Just went on my last holidays, it’s pretty neat here. Two days ago I visited the bridge. The water is almost 4 meters deep and there are strong currents. The currents are something I’d like to have. The stronger, the better. They are so strong they are visible on the surface. The bridge is in the close proximity of something I don’t know how to call in English, but the idea is that this is kind of thing which people use to make water deep or shallow. It’s a barrier for water. The currents are so strong here. I think it will help me drown if I jum off the bridge when the barrier is spewing out water.
Here we have a nice little river. Today I was diving in the water searching for big rocks. I found some which are over 1,5 – 2 kilos, but they are full of worms, mud, and various living organisms. I put them into clean water and I will wash them and dry them. I somehow don’t want to put dirty rocks into my underwear.I don’t have many rocks, so I opted for bags with sand tied to my body. I weighed the sand and it’s approximately 20 kilos of sand per medium – sized bucket. It should suffice. However, I’m afraid that I will be to scared to jump and stand on this bridge for hours. It’s dark already at 9 PM, so I think I will just hang around doing crazy stuff I wanted to do my whole life, and then go to the bridge. I alway liked the idea of doing thing that you never had guts to do and then killing yourself. It’s great experience for me. Before I die I plan to meet my fiends, graduate, and plant my own tree. I will leave a bag with my suicide note on the bridge, so they can find my dead body.
4 comments
This sounds horrible ! Why not do things that you have always wanted to do and go right on living !
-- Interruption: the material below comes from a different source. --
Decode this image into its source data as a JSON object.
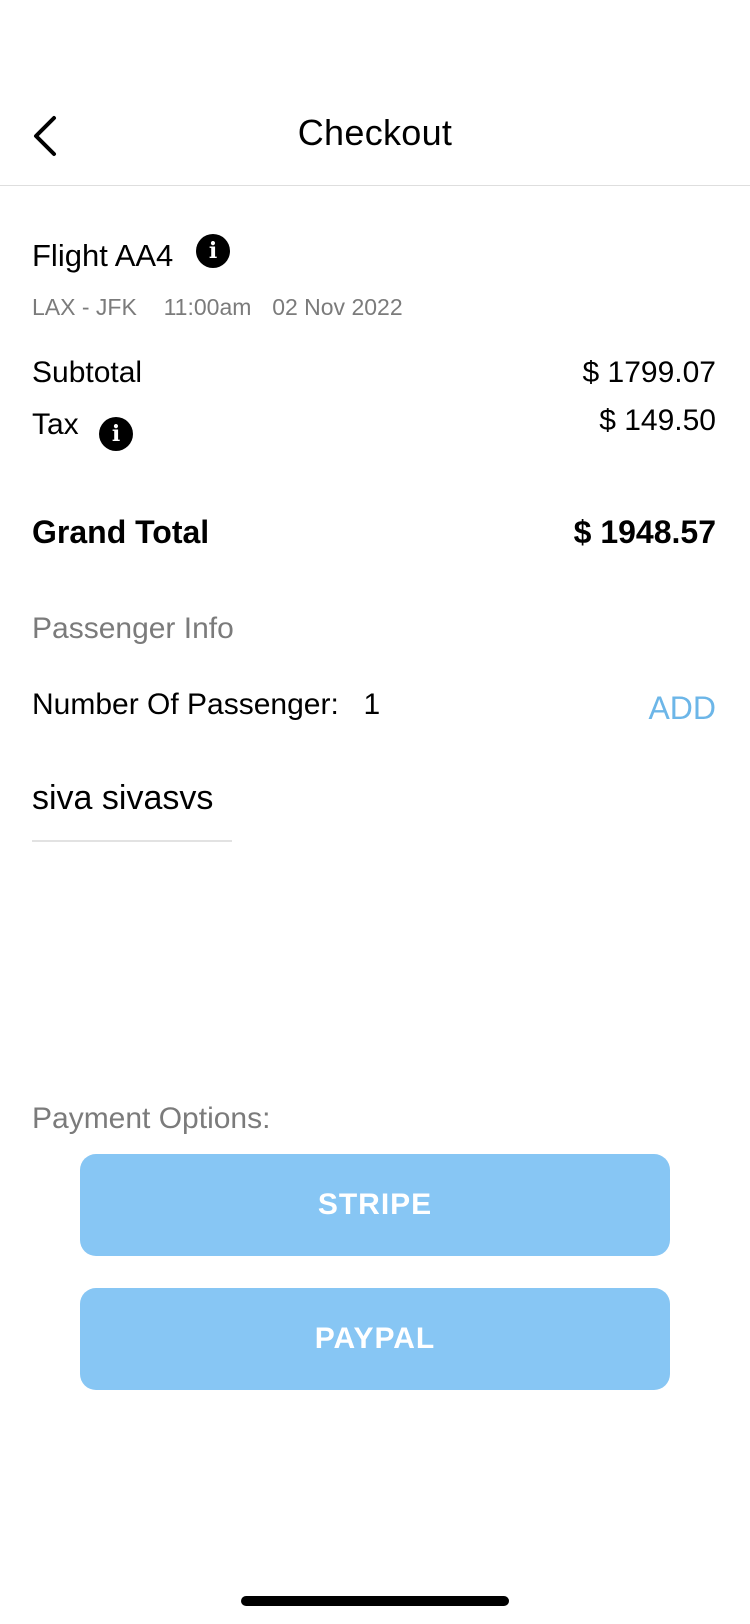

That’s how Virginia Woolf killed herself in ’41. She up and filled her overcoat pockets with stones then drowned in the Ouse river.
You seem like a cool dude. Why do you want to leave this life?
That river seems like a dirty place from what you describe of it. Why would you want to die there? Plus if you have plenty of things to do here, why do you want to die after that knowing you can keep thinking of other things to do to keep yourself here? just a few thoughts really. Good luck with whatever you do.